Sampai kemarin sore pun kami masih sepemikiran bahwa bisa jadi Muhammad, Yesus dan Buddha jika masih hidup akan marah sebab ajaran mereka sudah diplesetkan sedemikian rupa oleh umatnya yang tidak bertanggungjawab.

"Jika Amerika itu benar penganut Kristen, lantas kenapa mereka jadi negara yang gap sosialnya begitu tinggi? Jika Indonesia benar penganut Islam, mengapa negara kita seperti ini?"

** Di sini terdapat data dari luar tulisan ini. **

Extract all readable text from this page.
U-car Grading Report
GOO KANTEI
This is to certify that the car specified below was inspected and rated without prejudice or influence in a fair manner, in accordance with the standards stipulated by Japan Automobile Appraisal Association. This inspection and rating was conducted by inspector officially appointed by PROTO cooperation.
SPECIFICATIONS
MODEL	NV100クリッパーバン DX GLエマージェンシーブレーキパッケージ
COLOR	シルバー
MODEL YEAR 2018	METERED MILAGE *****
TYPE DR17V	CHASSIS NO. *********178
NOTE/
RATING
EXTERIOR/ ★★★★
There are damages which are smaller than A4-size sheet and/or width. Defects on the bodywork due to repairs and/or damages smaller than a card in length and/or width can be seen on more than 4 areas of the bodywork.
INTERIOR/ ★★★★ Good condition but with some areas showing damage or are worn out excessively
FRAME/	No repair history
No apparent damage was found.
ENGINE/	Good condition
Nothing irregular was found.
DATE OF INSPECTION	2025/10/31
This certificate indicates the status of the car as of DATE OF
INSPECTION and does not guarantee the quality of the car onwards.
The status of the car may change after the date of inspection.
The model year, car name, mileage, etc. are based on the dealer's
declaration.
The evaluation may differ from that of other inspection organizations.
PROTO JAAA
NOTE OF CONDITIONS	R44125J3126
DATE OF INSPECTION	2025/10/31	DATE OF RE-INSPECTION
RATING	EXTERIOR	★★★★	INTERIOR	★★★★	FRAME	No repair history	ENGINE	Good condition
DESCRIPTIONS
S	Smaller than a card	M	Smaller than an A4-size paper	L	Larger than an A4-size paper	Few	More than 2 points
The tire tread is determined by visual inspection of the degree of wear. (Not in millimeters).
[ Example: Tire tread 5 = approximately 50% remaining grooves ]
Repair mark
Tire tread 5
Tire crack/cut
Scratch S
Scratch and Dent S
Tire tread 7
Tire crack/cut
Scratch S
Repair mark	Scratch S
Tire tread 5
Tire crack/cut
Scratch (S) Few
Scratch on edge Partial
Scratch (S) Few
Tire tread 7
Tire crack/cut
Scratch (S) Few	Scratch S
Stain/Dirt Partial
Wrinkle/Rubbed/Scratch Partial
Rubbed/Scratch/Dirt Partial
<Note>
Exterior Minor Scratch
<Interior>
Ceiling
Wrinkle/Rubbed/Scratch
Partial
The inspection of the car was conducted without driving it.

Bicara soal agama di banyak telinga awam selalu memancing perdebatan yang dilandasi fanatisme, sensitifitas luar biasa, yang bukan tak mungkin memicu konflik panjang tiada akhir. Bisa saling menebas pedang dan menghalalkan pembunuhan satu sama lain.

Kami sendiri adalah pasangan yang berbeda agama. Di negara seperti Indonesia, dimana pernikahan berebeda agama tidak dilegalkan, lumayan menghadirkan tanda tanya juga.
Seorang sahabat menasihati ada bagusnya jangan menikah mengikuti satu prosedur agama secara terpaksa di satu pihak. Jangan munafik, berpura-pura mengamini satu seremonial agama yang bukan agama kita padahal dalam hati kita tidak mengakuinya. Sebuah advis berharga.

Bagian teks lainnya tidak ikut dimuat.